Dim Lights, Big City

Director Jaime Robert Carrillo deserves some credit for scouring American theatrical history and coming up with Hey You, Light Man! Unfortunately, Oliver Hailey's drama, which ran for six weeks early in 1963, doesn't attain the status of a lost classic in this production by the Firebrand Theory Theater Company. For a 45-year-old play written on the threshold of the sexual revolution, Light Man has a few notably modern elements that may on paper have dovetailed with Firebrand's mission: "to stir up public feelings by investigation of controversial issues and dramatizing the infinite mystery of the extraordinary in the ordinary." In its heroine, Lula Roca, recently widowed after a falling sandbag kills her brutish husband, Hailey has drawn a portrait of an abused wife in denial. The character still resonates, but in other respects Hailey's story, which echoes the incipient social rebellion of the period—the absurdism of Eugene Ionesco, the spirited bohemianism of Breakfast at Tiffany's, and the loosening sexual mores—works only fitfully.

Matinee idol Ashley Knight (Christopher Lee) is spending his first night living on the set of the comedy in which he stars when Lula (Sari Caine) appears. She has fallen asleep in her seat while waiting for her celebrity-crazed friend Mabel (Sonya Tsuchigane) to return from seeking autographs. Now Lula is locked in the theater and wants to get out to find Mabel.

Ashley, meanwhile, has decided to escape his annoying family and live on the stage, and he suggests that Lula remain with him.
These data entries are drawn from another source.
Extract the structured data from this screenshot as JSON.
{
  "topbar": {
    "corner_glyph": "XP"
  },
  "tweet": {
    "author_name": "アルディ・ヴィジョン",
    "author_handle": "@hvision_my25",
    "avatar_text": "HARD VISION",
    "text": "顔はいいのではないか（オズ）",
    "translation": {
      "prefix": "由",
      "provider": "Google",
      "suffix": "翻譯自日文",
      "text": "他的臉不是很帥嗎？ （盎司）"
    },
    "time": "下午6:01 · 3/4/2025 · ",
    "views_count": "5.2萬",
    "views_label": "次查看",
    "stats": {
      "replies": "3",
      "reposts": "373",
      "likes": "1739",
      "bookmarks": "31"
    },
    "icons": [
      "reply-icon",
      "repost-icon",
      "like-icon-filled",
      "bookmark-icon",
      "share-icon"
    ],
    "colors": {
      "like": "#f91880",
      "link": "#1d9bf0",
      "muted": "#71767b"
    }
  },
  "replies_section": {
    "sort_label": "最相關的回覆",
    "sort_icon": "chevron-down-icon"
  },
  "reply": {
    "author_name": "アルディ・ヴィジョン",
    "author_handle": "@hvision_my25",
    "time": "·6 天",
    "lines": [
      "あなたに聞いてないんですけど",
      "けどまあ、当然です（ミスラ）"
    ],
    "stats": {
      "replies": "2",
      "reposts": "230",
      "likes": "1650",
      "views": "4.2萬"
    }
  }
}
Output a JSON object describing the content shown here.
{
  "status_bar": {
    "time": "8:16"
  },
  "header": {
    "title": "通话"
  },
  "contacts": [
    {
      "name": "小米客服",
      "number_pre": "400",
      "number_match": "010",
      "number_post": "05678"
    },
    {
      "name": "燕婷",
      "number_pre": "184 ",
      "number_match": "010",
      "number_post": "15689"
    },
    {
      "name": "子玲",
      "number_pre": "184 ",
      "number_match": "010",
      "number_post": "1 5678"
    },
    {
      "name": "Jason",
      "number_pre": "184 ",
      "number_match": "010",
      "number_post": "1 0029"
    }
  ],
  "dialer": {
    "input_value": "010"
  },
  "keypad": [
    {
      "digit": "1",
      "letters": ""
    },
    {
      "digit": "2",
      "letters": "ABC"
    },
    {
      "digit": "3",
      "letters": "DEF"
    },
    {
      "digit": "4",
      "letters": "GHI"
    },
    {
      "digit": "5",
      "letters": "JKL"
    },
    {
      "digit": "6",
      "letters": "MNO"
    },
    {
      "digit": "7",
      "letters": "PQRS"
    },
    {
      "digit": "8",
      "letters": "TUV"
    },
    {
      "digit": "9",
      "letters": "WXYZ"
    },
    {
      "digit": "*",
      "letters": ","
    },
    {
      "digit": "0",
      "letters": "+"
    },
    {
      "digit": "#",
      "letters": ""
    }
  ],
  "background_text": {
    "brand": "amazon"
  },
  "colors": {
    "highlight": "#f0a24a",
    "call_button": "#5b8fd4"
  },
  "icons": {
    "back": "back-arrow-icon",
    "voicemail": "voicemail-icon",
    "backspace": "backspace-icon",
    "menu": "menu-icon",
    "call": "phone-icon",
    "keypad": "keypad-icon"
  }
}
All this may sound like a promising setup for a screwball meditation about escapism versus reality, but it's leaden and labored.

Hailey throws in darker complications that are close to unpalatable. Lula has lost three children while on vacation in a national park; she explains rather coolly that one dashed for a waterfall and another for a mountain, and both were killed simultaneously. Her third child, an infant, was snatched by a bear through the car window and killed. "You mustn't grieve over them, Mrs. Boca," advises Ashley, who dislikes children.

In the strait-laced world of 1963, such flippancy may have come off as weirdly wacky, but modern audiences, familiar with parental neglect and spousal abuse, are unlikely to grin. If not for Lee's winning charm and unthreatening demeanor, which wear off gradually, Ashley might instantly strike a creepy chord.

The shoestring production cannot afford the visual details to help an audience suspend disbelief. Stage directions indicate that Act I takes place in "a modern bachelor's apartment, including a kitchenette." For a star vehicle, the eclectic décor, by Carrie Hash and Anita La Scala, looks mismatched: a microwave; a modern, black metal-frame sofa bed; an overstuffed woman's wing chair; and a brass dial telephone that Jean Harlow might have used.

The actors, too, are visually jarring. Gary Ferrar works hard for comedy as Ashley's dimwitted jock son Tube, but he and Lee, in spite of the latter's beard, look like frat brothers rather than parent and child. Tsuchigane tries for a comic-hysterical Mabel, dressed by Amy Pedigo in a whirlwind of gold lamé, fuchsia, leopard skin, and bangles; the actress's energy is laudable, but the effect is tiring. Caine, as Lula, locates her character's sexual awakening (tame for today) but could find more color.

"This is one of those symbolilic plays," says Mabel, describing the grim Act II slum set to which Ashley and Lula flee. Hailey's title is a call-out for theatrical magic to happen, and Lula eventually summons some (helped by lighting designer Adam Hale). But it's too little, and too late.